First up is Schumann’s Piano Trio in G minor. Composed in 1846, before Robert composed his Third Trio in the same key, this work thoroughly busted all preconceptions of its time over what constituted feminine-sounding music and about the female capacity to deal with rigorous form – listen out for the fugal writing in the final movement. Indeed, the violinist Joseph Joachim actually commented that he couldn’t believe that ‘a woman could have composed something so sound and serious’; and sound and serious is precisely what The Nash Ensemble have given us. This is a strong, proud, full-blooded reading, full of contrasts in tone, attack and mood, nuanced in its colourings, its phrasing and overall architecture deftly shaped, long lines soaring taut and strong, choppy tempestuousness tightly knit, strings sounding bright and clean against the piano’s warm tones. These are readings that firmly place Schumann’s music not in a salon but in a concert hall.
Likewise Mendelssohn’s Trio in D minor with its Sturm und Drang, Simon Crawford-Phillips rising with elegant broodiness to the stormily tossing and turning virtuosity of its opening piano figures, before the strings meet their own subsequent constant virtuosities with polished panache, always firmly glued together and blending impeccably.
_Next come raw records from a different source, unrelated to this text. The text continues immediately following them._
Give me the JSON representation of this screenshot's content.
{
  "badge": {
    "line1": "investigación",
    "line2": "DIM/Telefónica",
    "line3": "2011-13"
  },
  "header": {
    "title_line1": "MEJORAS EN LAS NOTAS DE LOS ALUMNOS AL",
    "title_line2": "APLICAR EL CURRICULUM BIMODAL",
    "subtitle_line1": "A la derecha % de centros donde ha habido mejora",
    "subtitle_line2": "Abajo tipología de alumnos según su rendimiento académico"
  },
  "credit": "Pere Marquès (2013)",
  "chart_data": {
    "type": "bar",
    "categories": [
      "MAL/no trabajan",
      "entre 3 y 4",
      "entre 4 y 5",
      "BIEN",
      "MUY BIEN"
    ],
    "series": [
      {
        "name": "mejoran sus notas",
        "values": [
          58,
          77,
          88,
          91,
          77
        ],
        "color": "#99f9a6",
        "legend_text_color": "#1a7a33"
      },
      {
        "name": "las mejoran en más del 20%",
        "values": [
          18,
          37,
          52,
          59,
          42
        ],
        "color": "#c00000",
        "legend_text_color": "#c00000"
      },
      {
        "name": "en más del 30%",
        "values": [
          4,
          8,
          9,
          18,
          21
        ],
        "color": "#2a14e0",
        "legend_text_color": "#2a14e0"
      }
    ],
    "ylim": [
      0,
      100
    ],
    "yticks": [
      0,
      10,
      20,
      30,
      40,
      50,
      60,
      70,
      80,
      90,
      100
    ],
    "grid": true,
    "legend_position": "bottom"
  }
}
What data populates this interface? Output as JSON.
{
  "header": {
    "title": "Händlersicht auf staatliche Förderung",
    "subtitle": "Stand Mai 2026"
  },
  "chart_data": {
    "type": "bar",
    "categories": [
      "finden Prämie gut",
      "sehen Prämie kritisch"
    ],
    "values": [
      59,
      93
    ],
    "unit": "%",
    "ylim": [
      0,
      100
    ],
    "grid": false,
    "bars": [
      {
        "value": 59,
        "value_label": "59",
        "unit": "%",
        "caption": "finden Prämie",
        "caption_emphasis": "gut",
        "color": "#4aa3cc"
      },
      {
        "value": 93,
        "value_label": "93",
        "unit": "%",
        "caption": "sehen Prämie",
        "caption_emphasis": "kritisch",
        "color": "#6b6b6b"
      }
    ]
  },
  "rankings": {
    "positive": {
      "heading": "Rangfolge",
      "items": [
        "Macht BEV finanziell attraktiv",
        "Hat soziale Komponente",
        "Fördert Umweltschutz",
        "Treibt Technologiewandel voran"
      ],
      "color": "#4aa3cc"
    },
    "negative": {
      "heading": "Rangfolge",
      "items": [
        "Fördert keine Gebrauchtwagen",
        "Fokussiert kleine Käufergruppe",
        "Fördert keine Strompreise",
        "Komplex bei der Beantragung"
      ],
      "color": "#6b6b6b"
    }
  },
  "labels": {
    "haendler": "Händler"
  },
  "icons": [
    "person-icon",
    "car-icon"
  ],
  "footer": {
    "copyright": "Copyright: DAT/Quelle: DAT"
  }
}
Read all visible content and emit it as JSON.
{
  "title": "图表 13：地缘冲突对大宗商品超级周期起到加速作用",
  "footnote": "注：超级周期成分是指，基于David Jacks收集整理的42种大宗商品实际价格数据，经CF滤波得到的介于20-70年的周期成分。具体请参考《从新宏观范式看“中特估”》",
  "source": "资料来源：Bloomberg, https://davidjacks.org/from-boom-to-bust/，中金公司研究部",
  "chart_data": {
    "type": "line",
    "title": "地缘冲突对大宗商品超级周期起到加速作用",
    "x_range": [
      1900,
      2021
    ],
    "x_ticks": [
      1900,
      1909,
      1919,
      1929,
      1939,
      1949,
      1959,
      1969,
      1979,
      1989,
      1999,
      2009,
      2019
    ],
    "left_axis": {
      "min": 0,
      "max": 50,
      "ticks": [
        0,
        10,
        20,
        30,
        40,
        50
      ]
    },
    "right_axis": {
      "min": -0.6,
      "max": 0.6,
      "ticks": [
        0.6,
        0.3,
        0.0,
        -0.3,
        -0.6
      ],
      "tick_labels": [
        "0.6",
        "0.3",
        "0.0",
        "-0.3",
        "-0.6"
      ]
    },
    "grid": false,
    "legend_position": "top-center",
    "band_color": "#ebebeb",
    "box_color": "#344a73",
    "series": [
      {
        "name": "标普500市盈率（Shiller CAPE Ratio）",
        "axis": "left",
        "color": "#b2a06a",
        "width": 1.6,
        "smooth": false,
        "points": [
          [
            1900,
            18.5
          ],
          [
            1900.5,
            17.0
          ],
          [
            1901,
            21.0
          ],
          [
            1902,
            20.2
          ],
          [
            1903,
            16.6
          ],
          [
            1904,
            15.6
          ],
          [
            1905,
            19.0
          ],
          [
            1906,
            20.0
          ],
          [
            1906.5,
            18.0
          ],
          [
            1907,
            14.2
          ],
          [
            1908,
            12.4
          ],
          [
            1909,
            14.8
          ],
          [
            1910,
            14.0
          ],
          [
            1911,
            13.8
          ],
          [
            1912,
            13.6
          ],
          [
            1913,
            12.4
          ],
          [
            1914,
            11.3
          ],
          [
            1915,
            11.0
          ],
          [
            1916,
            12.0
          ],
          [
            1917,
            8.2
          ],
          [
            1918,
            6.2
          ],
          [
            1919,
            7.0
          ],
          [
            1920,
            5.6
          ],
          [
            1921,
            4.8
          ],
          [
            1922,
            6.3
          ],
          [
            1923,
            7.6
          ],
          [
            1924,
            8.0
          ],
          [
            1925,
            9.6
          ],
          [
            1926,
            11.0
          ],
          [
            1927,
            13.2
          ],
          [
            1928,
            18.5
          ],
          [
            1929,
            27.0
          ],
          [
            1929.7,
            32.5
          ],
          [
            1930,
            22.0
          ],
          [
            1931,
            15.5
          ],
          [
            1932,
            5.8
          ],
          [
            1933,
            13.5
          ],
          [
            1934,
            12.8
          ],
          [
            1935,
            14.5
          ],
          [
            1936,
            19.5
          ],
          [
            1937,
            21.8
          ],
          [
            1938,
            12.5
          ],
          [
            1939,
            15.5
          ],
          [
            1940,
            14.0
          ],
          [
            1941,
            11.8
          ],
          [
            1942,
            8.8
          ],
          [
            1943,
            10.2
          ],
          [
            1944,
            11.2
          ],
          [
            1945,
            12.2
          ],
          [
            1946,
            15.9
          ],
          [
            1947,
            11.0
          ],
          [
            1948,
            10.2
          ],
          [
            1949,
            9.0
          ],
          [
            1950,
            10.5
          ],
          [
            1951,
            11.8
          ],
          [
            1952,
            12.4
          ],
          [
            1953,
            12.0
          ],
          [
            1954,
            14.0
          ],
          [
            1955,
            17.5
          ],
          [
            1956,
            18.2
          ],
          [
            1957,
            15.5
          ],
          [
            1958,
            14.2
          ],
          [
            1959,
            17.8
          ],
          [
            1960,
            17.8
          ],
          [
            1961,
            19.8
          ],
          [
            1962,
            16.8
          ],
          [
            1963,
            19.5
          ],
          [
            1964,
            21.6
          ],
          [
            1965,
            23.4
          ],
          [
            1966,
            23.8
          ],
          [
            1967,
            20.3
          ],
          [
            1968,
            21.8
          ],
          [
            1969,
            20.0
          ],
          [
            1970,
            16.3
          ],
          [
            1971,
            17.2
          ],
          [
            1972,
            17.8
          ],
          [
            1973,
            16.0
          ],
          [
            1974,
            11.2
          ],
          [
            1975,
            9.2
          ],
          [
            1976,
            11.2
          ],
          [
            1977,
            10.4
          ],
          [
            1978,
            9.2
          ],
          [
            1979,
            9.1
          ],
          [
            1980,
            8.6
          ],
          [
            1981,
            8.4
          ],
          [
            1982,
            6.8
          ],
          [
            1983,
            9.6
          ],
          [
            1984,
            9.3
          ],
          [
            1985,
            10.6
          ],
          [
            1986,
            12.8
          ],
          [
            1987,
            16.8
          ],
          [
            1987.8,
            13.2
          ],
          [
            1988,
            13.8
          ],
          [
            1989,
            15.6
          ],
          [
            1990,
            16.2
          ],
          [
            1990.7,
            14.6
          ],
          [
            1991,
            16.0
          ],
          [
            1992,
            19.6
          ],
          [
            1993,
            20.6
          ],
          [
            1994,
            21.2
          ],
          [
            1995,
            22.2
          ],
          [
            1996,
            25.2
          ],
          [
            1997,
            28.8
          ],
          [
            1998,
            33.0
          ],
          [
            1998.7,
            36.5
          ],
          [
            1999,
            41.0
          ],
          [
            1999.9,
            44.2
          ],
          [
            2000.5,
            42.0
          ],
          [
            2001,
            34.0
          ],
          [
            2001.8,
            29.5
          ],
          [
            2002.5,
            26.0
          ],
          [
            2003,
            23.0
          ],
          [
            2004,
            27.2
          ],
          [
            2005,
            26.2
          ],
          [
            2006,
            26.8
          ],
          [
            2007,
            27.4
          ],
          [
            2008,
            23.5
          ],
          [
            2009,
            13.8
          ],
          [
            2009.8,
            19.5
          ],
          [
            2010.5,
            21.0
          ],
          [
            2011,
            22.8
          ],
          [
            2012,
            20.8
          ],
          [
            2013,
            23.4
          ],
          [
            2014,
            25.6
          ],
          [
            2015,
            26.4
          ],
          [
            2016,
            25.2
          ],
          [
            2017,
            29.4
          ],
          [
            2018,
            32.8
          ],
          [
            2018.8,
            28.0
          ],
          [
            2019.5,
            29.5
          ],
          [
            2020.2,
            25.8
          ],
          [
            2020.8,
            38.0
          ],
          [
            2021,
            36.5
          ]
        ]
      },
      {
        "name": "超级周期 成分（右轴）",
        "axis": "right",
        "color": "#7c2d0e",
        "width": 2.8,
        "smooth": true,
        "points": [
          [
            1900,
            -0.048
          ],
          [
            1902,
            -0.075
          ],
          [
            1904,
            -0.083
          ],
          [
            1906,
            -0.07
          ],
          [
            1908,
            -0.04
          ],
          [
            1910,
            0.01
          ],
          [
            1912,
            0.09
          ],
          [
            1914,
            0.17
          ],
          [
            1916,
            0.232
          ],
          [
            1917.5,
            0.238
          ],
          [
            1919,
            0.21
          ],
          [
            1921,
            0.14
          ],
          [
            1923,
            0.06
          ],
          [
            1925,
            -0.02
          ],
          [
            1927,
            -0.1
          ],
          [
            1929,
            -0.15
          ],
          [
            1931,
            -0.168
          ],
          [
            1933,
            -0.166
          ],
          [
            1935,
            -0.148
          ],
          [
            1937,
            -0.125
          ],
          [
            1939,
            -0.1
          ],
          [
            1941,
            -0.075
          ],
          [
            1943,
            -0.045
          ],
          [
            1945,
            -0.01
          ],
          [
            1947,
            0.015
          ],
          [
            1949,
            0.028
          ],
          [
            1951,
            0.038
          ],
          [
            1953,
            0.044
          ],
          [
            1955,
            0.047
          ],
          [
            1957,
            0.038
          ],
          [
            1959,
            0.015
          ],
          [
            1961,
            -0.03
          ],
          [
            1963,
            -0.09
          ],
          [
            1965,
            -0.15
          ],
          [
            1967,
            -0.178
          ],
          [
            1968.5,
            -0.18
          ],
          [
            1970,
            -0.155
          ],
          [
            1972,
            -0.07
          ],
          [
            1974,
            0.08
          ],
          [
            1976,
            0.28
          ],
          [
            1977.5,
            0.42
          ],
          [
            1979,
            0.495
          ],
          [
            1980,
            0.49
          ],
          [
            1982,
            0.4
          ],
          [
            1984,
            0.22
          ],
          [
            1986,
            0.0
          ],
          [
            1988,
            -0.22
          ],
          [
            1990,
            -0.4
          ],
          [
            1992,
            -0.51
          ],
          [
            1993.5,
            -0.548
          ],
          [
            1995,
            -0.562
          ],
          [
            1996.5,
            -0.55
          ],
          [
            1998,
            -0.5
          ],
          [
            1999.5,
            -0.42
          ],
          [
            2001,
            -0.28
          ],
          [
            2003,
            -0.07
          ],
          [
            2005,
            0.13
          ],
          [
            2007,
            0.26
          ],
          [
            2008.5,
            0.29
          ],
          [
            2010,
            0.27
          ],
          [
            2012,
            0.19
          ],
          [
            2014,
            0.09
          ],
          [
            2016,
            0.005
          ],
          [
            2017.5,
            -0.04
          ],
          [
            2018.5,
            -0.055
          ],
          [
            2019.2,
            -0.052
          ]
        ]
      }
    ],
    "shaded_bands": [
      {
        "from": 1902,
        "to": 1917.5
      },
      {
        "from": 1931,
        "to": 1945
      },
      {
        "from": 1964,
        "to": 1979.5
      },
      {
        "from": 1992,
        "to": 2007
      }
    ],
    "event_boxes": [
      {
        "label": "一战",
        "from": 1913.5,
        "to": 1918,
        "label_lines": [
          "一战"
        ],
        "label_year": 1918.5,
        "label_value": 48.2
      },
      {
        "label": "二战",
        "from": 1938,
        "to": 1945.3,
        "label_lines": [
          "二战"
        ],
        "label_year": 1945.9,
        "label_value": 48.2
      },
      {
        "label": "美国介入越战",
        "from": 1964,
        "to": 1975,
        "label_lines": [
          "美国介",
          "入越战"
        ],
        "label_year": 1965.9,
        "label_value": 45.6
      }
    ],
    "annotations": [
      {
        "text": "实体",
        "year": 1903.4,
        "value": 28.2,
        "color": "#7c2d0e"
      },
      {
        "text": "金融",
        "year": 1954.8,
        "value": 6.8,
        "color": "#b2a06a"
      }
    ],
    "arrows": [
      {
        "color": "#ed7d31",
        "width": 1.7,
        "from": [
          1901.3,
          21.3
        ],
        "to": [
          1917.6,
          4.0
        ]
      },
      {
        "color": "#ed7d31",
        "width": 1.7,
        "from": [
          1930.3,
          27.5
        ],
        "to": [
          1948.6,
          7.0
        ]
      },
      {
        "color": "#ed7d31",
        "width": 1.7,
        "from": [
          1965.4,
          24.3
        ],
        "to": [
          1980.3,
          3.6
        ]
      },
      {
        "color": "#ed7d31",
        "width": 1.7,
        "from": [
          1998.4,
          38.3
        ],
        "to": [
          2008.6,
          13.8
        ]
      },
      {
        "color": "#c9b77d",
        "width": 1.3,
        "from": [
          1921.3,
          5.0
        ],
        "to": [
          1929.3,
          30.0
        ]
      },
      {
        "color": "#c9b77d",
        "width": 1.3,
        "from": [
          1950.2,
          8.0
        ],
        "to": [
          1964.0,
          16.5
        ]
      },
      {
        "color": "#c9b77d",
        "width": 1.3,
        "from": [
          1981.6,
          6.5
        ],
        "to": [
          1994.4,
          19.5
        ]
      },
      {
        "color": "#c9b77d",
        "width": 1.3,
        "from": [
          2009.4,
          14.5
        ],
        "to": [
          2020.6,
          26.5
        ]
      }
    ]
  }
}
Adrian Brendel serves up some especially delicious cello colours: for instance the soft, tense pathos with which he slidingly descends his scale at 9'42", anticipating the movement’s sombre close. Then Crawford-Phillips again thoroughly sets the tone for the finale with his folkily poignant Chopinesque figures in lieu of the strings’ further fire.
Mendelssohn’s Quartet brings more to admire, with the devastating stillness and simplicity of the first movement, the tense momentum of the Allegretto with its bitily gruff flutterings from viola and cello, the Romanze’s deftly spun-out long lines and the fiery pizzazz and crisp energy of the finale.
To say this disc makes the case for Schumann and Mendelssohn standing on their own two feet, away from the music of their menfolk, is something of an understatement.